Conscient du danger, s’élevant contre les traîtres et les corrompus, le peuple a lancé sa bombe en fondant l’Union Nationale, rocher sur lequel viendront se briser les sombres desseins qu’ils caressent.

Réunissant ses forces, le peuple a donc fondé cette organisation, qu’il a déclarée indépendante des partis : l’organisation de l’Union Nationale. Indépendante des partis, cette organisation l’est, car aucune tendance partisane n’est plus nécessaire, dès lors que les objectifs, les aspirations et les peines du peuple sont les mêmes, et car le peuple, ayant déjà eu l’expérience des partis politiques, les sait uniquement mus par les intérêts, la convoitise et le désir d’hégémonie. Le 6 septembre restera pour cela une journée mémorable, qui aura marqué un tournant historique, celui où auront pris fin trois années de sclérose et de consternation, et où le peuple aura tourné le dos à cette situation pour envisager une page toute nouvelle de son histoire et de sa vie.

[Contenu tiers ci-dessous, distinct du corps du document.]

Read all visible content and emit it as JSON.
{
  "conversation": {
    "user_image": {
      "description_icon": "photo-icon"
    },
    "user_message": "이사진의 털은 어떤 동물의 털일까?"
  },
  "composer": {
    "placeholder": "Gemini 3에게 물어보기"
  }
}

Il reste cependant du chemin à parcourir, un chemin aussi long que pénible. Les trois années qui viennent de s’écouler n’auront en effet pas été sans laisser des séquelles profondes, dont une attitude négative chez la population, attitude qui constitue aujourd’hui une tâche primordiale pour l’Union Nationale, à côté de celles consistant à lutter contre les ennemis du peuple, et à œuvrer pour atteindre les objectifs fixés par le peuple et satisfaire ses attentes et aspirations. Trois tâches que l’Union Nationale doit, à notre sens, affronter toutes trois en même temps, aucune d’elles ne pouvant souffrir le moindre ajournement.

Combattre l’attitude négative installée dans les esprits, lutter contre les ennemis du peuple, et satisfaire les espoirs de ce dernier, sont en effet trois missions toutes trois prioritaires, qui réclament des solutions urgentes. Nous formulons l’espoir, — celui du peuple tout entier  que l’action visant à les mener à bien aura été amortie dès le premier jour, le 6 septembre 1959, à 15 heures et demie, heure même à laquelle commencèrent les travaux du Congrès fondateur de l’Union Nationale. » (Mohamed Abed al-Jabri)/ Al-Tahrir du 9 septembre 1959.

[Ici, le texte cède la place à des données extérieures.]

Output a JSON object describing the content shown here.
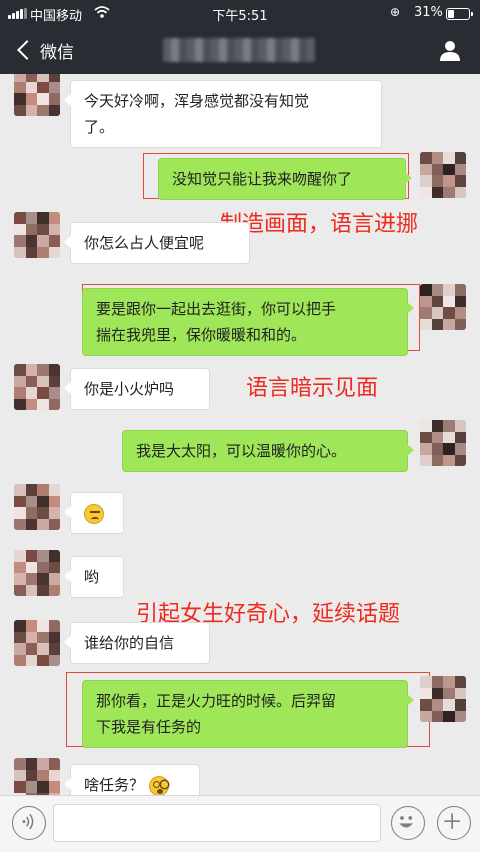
{
  "status_bar": {
    "carrier": "中国移动",
    "time": "下午5:51",
    "battery": "31%",
    "battery_level": 0.31
  },
  "nav": {
    "back_label": "微信",
    "contact_name_blurred": true
  },
  "messages": [
    {
      "side": "in",
      "lines": [
        "今天好冷啊，浑身感觉都没有知觉",
        "了。"
      ]
    },
    {
      "side": "out",
      "lines": [
        "没知觉只能让我来吻醒你了"
      ]
    },
    {
      "side": "in",
      "lines": [
        "你怎么占人便宜呢"
      ]
    },
    {
      "side": "out",
      "lines": [
        "要是跟你一起出去逛街，你可以把手",
        "揣在我兜里，保你暖暖和和的。"
      ]
    },
    {
      "side": "in",
      "lines": [
        "你是小火炉吗"
      ]
    },
    {
      "side": "out",
      "lines": [
        "我是大太阳，可以温暖你的心。"
      ]
    },
    {
      "side": "in",
      "emoji": "sweat-face-icon"
    },
    {
      "side": "in",
      "lines": [
        "哟"
      ]
    },
    {
      "side": "in",
      "lines": [
        "谁给你的自信"
      ]
    },
    {
      "side": "out",
      "lines": [
        "那你看，正是火力旺的时候。后羿留",
        "下我是有任务的"
      ]
    },
    {
      "side": "in",
      "lines": [
        "啥任务？"
      ],
      "emoji": "flushed-face-icon"
    }
  ],
  "annotations": {
    "a1": "制造画面，语言进挪",
    "a2": "语言暗示见面",
    "a3": "引起女生好奇心，延续话题"
  },
  "colors": {
    "header": "#292c33",
    "background": "#ebebeb",
    "outgoing_bubble": "#9fe659",
    "incoming_bubble": "#ffffff",
    "annotation": "#ee2a1f"
  }
}
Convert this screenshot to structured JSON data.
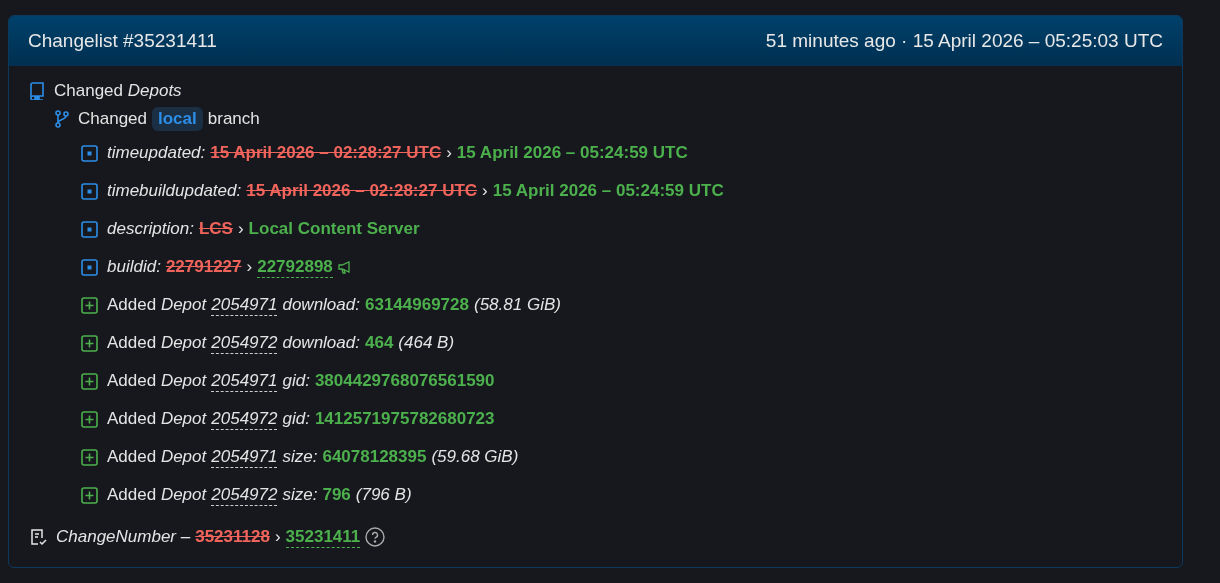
{
  "header": {
    "title": "Changelist #35231411",
    "time": "51 minutes ago · 15 April 2026 – 05:25:03 UTC"
  },
  "section": {
    "verb": "Changed",
    "name": "Depots"
  },
  "branch": {
    "verb": "Changed",
    "name": "local",
    "suffix": "branch"
  },
  "changes": [
    {
      "kind": "changed",
      "key": "timeupdated:",
      "old": "15 April 2026 – 02:28:27 UTC",
      "arrow": "›",
      "new": "15 April 2026 – 05:24:59 UTC",
      "linked": false,
      "announce": false
    },
    {
      "kind": "changed",
      "key": "timebuildupdated:",
      "old": "15 April 2026 – 02:28:27 UTC",
      "arrow": "›",
      "new": "15 April 2026 – 05:24:59 UTC",
      "linked": false,
      "announce": false
    },
    {
      "kind": "changed",
      "key": "description:",
      "old": "LCS",
      "arrow": "›",
      "new": "Local Content Server",
      "linked": false,
      "announce": false
    },
    {
      "kind": "changed",
      "key": "buildid:",
      "old": "22791227",
      "arrow": "›",
      "new": "22792898",
      "linked": true,
      "announce": true
    },
    {
      "kind": "added",
      "verb": "Added",
      "label": "Depot",
      "depot": "2054971",
      "key": "download:",
      "value": "63144969728",
      "note": "(58.81 GiB)"
    },
    {
      "kind": "added",
      "verb": "Added",
      "label": "Depot",
      "depot": "2054972",
      "key": "download:",
      "value": "464",
      "note": "(464 B)"
    },
    {
      "kind": "added",
      "verb": "Added",
      "label": "Depot",
      "depot": "2054971",
      "key": "gid:",
      "value": "3804429768076561590"
    },
    {
      "kind": "added",
      "verb": "Added",
      "label": "Depot",
      "depot": "2054972",
      "key": "gid:",
      "value": "1412571975782680723"
    },
    {
      "kind": "added",
      "verb": "Added",
      "label": "Depot",
      "depot": "2054971",
      "key": "size:",
      "value": "64078128395",
      "note": "(59.68 GiB)"
    },
    {
      "kind": "added",
      "verb": "Added",
      "label": "Depot",
      "depot": "2054972",
      "key": "size:",
      "value": "796",
      "note": "(796 B)"
    }
  ],
  "footer": {
    "key": "ChangeNumber",
    "sep": "–",
    "old": "35231128",
    "arrow": "›",
    "new": "35231411"
  }
}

La vérité, toute la vérité au peuple

Le second article, paru sous le titre : « L’Union Nationale : fin d’une époque de confusion et avènement d’une ère de clarté », commençait ainsi :

« Dans un article précédent, j’avais essayé d’analyser succinctement la réalité qu’auront connue les partis politiques depuis l’indépendance à ce jour (septembre 1959), réalité décadente et corrompue, qui a conduit le peuple à se détourner des partis pour fonder cette Union. Ayant passé en revue les raisons véritables qui avaient incité le peuple à prendre cette initiative, nous en avions conclu que l’Union Nationale était appelée à assumer, de façon simultanée, trois missions vitales, ne souffrant aucun ajournement : lutter contre l’attitude négative installée chez le peuple, notamment chez l’élite intellectuelle, consécutivement à la déception causée par les partis ; éradiquer les ennemis du peuple, qui se jouent de son destin et mettent ses moyens au service de leurs intérêts personnels ; enfin, édifier l’indépendance sur des bases solides et durables.

Je vais essayer, dans le présent article, de soumettre ces tâches à une analyse que je m’efforcerai de conduire de manière objective et réaliste, en espérant que certaines d’entre les opinions qui seront exposées ici susciteront un débat propre à amorcer cette activité intellectuelle dont nos élites ont si souvent déploré l’absence.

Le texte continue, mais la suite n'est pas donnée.